In this study, we first identified 173 ferroptosis-related lncRNAs, and then, 7 prognostic ferroptosis-related lncRNAs were further analyzed using multivariate Cox regression analysis. Finally, a four -ferroptosis-related lncRNA signature model was established from TCGA datasets. We also demonstrated that four ferroptosis-related lncRNA signature was an independent risk factor for GC. This result indicated that the prognostic signature of the four ferroptosis-related lncRNAs could accurately predict the prognosis of GC patients.

Nomograms are widely used in prognostic prediction in oncology and medicine [45]. In the current study, a nomogram was constructed using AP003392.1, AC245041.2, AP001271.1, BOLA3-AS1, and the risk score. The nomogram showed a good performance in predicting 1-year, 2-year, and 3-year survival OS of GC patients, which may contribute to the promotion of individualized treatment of GC patients. To investigate the relationship between the four ferroptosis-related lncRNAs and clinical factors, we further analyzed the relationship between clinical features and the four lncRNAs.

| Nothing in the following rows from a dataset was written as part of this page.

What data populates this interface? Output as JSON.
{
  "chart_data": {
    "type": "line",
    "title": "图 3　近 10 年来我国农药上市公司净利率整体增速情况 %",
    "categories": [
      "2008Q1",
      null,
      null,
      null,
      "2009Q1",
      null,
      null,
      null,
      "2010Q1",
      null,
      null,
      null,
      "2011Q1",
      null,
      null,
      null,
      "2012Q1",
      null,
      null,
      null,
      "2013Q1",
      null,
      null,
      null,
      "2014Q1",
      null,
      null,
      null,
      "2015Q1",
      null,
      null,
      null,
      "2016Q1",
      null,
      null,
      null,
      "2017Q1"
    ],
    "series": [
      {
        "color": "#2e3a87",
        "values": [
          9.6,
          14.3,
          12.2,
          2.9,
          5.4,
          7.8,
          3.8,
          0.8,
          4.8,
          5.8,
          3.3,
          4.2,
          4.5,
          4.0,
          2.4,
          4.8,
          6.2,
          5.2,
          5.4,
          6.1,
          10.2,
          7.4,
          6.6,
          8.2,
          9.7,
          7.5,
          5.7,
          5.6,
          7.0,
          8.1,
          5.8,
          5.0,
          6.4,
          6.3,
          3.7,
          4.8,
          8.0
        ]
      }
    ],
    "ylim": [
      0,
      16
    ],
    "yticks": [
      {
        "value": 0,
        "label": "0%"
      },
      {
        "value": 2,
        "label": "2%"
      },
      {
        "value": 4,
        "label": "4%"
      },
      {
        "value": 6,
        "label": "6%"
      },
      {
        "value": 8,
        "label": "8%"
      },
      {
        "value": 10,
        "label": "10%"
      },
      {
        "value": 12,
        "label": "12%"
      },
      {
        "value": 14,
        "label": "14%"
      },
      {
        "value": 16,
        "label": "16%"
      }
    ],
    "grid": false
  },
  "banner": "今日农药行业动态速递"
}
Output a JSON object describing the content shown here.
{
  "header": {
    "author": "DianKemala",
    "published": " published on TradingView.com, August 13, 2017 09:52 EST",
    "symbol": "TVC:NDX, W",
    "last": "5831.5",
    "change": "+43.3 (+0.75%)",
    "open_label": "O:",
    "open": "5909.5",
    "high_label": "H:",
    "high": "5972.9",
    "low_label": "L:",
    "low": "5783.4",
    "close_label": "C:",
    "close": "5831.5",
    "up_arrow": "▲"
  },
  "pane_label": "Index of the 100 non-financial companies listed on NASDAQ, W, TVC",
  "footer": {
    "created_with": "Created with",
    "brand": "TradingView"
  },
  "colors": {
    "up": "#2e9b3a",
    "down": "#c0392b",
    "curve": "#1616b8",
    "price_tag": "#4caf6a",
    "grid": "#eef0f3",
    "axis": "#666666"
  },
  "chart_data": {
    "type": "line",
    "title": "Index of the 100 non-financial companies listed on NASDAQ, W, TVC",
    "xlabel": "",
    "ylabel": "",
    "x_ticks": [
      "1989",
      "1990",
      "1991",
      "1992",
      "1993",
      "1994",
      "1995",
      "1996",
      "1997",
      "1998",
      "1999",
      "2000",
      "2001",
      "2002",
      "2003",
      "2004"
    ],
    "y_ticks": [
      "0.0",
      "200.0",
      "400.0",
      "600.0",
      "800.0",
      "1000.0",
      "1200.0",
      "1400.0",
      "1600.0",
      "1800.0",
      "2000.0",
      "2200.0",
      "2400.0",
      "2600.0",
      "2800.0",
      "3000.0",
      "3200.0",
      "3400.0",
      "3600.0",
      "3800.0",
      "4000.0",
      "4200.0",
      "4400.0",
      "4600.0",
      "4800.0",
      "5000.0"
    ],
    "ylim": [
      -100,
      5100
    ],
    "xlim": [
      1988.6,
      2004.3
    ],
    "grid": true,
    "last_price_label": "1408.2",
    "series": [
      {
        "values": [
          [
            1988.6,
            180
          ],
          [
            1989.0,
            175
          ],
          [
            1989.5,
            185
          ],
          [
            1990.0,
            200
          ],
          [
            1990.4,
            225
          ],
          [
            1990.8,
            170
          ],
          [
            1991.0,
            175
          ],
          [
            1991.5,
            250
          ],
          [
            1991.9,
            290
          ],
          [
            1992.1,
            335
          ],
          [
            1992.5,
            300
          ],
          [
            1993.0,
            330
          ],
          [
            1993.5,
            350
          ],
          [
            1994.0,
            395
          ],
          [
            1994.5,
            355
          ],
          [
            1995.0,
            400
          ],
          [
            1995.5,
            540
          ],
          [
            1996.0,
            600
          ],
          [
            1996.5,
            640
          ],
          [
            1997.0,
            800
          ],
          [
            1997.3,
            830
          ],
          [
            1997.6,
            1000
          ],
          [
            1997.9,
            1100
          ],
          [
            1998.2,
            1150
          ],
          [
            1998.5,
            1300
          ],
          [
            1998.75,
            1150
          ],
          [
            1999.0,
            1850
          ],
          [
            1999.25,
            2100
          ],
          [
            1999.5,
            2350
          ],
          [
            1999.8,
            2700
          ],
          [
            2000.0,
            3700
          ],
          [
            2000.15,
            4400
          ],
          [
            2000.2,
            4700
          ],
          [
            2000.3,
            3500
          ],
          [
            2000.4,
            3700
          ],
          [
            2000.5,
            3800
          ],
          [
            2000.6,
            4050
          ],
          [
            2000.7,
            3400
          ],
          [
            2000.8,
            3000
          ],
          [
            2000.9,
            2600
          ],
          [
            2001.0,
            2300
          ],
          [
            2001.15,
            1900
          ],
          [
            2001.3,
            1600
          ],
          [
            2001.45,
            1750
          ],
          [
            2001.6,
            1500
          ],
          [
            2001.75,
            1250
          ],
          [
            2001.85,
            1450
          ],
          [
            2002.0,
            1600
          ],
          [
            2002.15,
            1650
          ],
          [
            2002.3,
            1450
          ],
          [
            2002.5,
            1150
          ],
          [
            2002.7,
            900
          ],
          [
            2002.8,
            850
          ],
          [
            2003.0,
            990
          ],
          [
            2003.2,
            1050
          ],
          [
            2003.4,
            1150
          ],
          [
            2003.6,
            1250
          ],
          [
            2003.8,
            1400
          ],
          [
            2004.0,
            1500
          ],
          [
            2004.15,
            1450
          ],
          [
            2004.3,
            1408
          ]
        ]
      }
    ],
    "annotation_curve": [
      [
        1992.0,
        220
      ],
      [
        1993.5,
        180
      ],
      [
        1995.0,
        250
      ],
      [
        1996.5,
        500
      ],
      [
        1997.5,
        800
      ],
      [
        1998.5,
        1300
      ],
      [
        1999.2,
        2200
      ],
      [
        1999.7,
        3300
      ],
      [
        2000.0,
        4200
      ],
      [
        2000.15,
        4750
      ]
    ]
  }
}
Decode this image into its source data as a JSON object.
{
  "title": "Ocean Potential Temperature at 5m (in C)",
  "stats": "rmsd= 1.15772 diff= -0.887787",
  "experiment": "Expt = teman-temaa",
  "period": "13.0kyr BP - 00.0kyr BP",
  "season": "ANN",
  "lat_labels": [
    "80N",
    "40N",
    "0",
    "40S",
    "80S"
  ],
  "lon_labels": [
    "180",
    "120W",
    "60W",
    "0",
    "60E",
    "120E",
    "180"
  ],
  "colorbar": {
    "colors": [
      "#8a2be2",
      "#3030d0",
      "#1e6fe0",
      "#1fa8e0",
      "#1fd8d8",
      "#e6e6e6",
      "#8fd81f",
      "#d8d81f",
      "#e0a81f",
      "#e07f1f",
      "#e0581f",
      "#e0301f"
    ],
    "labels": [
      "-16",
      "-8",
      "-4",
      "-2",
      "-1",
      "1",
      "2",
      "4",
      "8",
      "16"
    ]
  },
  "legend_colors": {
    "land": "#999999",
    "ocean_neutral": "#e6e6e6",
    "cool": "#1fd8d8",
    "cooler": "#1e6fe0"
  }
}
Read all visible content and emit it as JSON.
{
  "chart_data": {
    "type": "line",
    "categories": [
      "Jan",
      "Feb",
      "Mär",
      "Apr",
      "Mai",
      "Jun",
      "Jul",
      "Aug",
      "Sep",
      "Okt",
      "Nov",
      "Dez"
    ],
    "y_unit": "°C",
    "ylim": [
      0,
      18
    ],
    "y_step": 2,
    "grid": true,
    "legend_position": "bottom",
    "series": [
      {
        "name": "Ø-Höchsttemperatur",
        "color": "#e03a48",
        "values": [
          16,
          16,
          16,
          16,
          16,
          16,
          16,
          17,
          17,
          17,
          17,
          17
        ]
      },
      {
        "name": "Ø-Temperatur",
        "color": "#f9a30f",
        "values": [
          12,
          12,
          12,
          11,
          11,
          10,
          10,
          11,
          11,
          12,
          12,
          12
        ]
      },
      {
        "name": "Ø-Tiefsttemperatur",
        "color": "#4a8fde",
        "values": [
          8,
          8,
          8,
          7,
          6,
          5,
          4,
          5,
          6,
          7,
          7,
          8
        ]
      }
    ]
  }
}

We found that the four prognostic ferroptosis-related lncRNAs were associated with T-staging, sex, age, and grade.

Interestingly, Wang, S et al. built a novel prognostic nomogram based on five lnc-RNAs in clear cell renal cell carcinoma, comprising AC026992.2, AC245041.2, LINC00524, LINC01956, and LINC02080 [46]. Previous work on lncRNA profiling also revealed that BOLA3-AS1 was associated with higher-risk myelodysplastic syndrome, which played an important role in the development of blood lineages such as platelets, erythrocytes, and myeloid cells [47]. However, the roles of AP003392.1 and AP001271.1 are yet unknown. To explore the expression levels of AP003392.1, AC245041.2, AP001271.1, and BOLA3-AS1, qRT-PCR analysis was applied. We found that the expression of AP003392.1, AC245041.2, AP001271.1, and BOLA3-AS1 was upregulated in GC cells lines. Thus, despite the important prognostic value of ferroptosis-related lncRNA signature identified in this study, future experiments on lncRNAs components are required to elucidate their roles in GC.

In conclusion, we demonstrated the prognostic value of a ferroptosis-related lncRNA signature, comprising AP003392.1, AC245041.2, AP001271.1, and BOLA3-AS1, thus providing a theoretical basis for ferroptosis-related targeted therapies.

Our study has some limitations. First, this was a retrospective study, and therefore it lacked novel clinical samples and data. Second, the mechanism and interrelationship among ferroptosis-related lncRNAs comprising this signature require further study. In conclusion, this study constructed a prognostic risk model consisting of four ferroptosis-related lncRNAs by analyzing the RNA-sequencing-based gene expression profiles of GC from TCGA database. This risk model has been established be independently associated with OS and facilitated the prediction of GC prognosis. However, the mechanisms underlying the interplay between ferroptosis and lncRNAs in GC require further investigation.

Conclusions

This risk model was shown to be a novel method for predicting prognosis for GC patients. Thus, the mechanisms underlying the interplay between ferroptosis and lncRNAs in GC require further investigation.